For bad actors to manually take over an account, they have credentials that they are confident will work. Rather than guessing the credentials, or even needing to phish the victim, they have a pre-vetted set that someone else has already validated. How do they know that these credentials work, and how did they obtain a filtered list?
Typically, someone else has already tested a much more extensive, highly inaccurate list of credentials that they bought following a recent data breach. To refine the list, they iterate through every single set to find the small percentage of credentials that work. They then sell the refined target list for a much higher amount than what they paid for the untested list. The ROI for someone who cleans the list is very high, and the risk of getting caught is much lower since they don't perform the subsequent manual fraud.
Because the credential stuffing attacker may just be trying to see whether credentials work at all, they may not be interested in going deeper into the account. Giving them any positive signal, such as a different HTTP status code or a 2-step challenge (such as 2FA or a CAPTCHA), may do more harm than good. It provides the attacker with enough information to know that even if there are some roadblocks, they have the right credentials, and a more targeted attack is likely to succeed.
they are harder to pin down by using more IPs, anticipating that defenders are looking at IP rather than other indicators
they appear local by using IPs in regions that regular users are in
they appear less suspicious by creating many fake accounts to build a reputation
they seem innocent by using registration and password resets instead of more direct approaches
Suppose that in the worst-case scenario, an attacker has identified a useful set of credentials and already made it past authentication. In naive designs that rely on bottlenecking authentication, the attacker can have high confidence once they scale the first wall. Their behavior inside the account, such as unusual transactions, gift card redemptions, or making a beeline to reset the password from a new device, could go unnoticed. Ignoring the context of identity and only focusing on traditional, credentialed authentication leaves open many opportunities for bad actors.

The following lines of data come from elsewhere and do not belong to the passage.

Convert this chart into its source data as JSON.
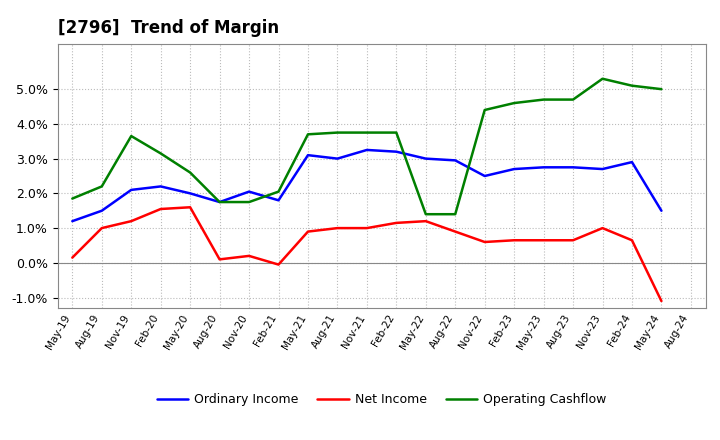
{
  "title": "[2796]  Trend of Margin",
  "x_labels": [
    "May-19",
    "Aug-19",
    "Nov-19",
    "Feb-20",
    "May-20",
    "Aug-20",
    "Nov-20",
    "Feb-21",
    "May-21",
    "Aug-21",
    "Nov-21",
    "Feb-22",
    "May-22",
    "Aug-22",
    "Nov-22",
    "Feb-23",
    "May-23",
    "Aug-23",
    "Nov-23",
    "Feb-24",
    "May-24",
    "Aug-24"
  ],
  "ordinary_income": [
    1.2,
    1.5,
    2.1,
    2.2,
    2.0,
    1.75,
    2.05,
    1.8,
    3.1,
    3.0,
    3.25,
    3.2,
    3.0,
    2.95,
    2.5,
    2.7,
    2.75,
    2.75,
    2.7,
    2.9,
    1.5,
    null
  ],
  "net_income": [
    0.15,
    1.0,
    1.2,
    1.55,
    1.6,
    0.1,
    0.2,
    -0.05,
    0.9,
    1.0,
    1.0,
    1.15,
    1.2,
    0.9,
    0.6,
    0.65,
    0.65,
    0.65,
    1.0,
    0.65,
    -1.1,
    null
  ],
  "operating_cashflow": [
    1.85,
    2.2,
    3.65,
    3.15,
    2.6,
    1.75,
    1.75,
    2.05,
    3.7,
    3.75,
    3.75,
    3.75,
    1.4,
    1.4,
    4.4,
    4.6,
    4.7,
    4.7,
    5.3,
    5.1,
    5.0,
    null
  ],
  "ordinary_income_color": "#0000FF",
  "net_income_color": "#FF0000",
  "operating_cashflow_color": "#008000",
  "background_color": "#FFFFFF",
  "grid_color": "#AAAAAA",
  "line_width": 1.8
}
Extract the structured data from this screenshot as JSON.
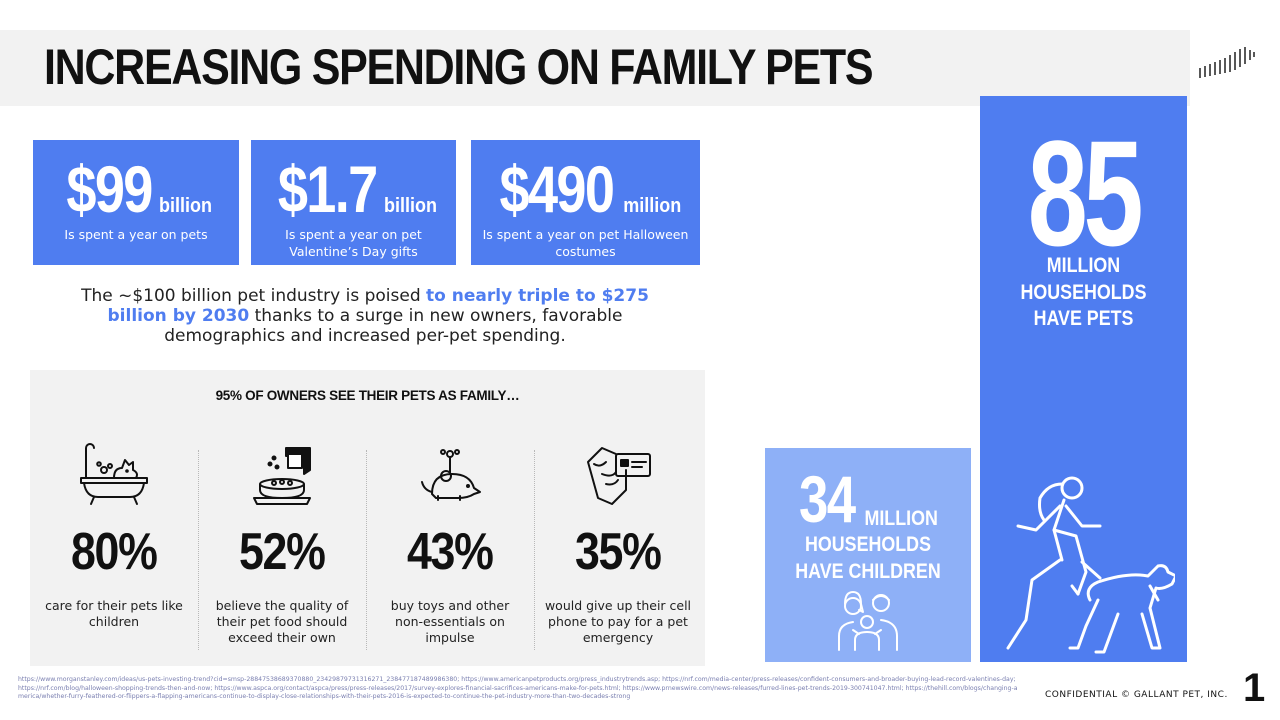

This video demonstrates a credential stuffing attack and some ways to mitigate it.
Since we can anticipate the goal of an attack by considering the attacker experience, how can we take proactive steps to mislead attackers?
By automatically determining an attack is in progress from detecting a series of failed logins, create a signature of the abusive device
Even if the attacker's machine proxies through a set of reputable IP addresses, when it attempts to log in with the correct credentials, it needs to be stopped completely
The attacker should receive no indication (e.g., HTTP response, 2-step challenge) to indicate that the credentials are valid since that leads to more targeted attacks on the account in the future.
The company's security teams and the end-user should have immediate notification of the near-successful compromise, including all steps needed to secure the account--even though the attack failed for the time being.
Even in the worst-case scenario where an attacker compromises the account, it is still possible to defend against fraudulent transactions, account changes, and other abuses. Every action, device, and account trait can provide a new chance to detect deviations from the norm. Attackers can trivially circumvent approaches that only look for single signatures such as user agents or IP address. Attackers are becoming sophisticated enough to disguise themselves and defeat naive bot checks at login.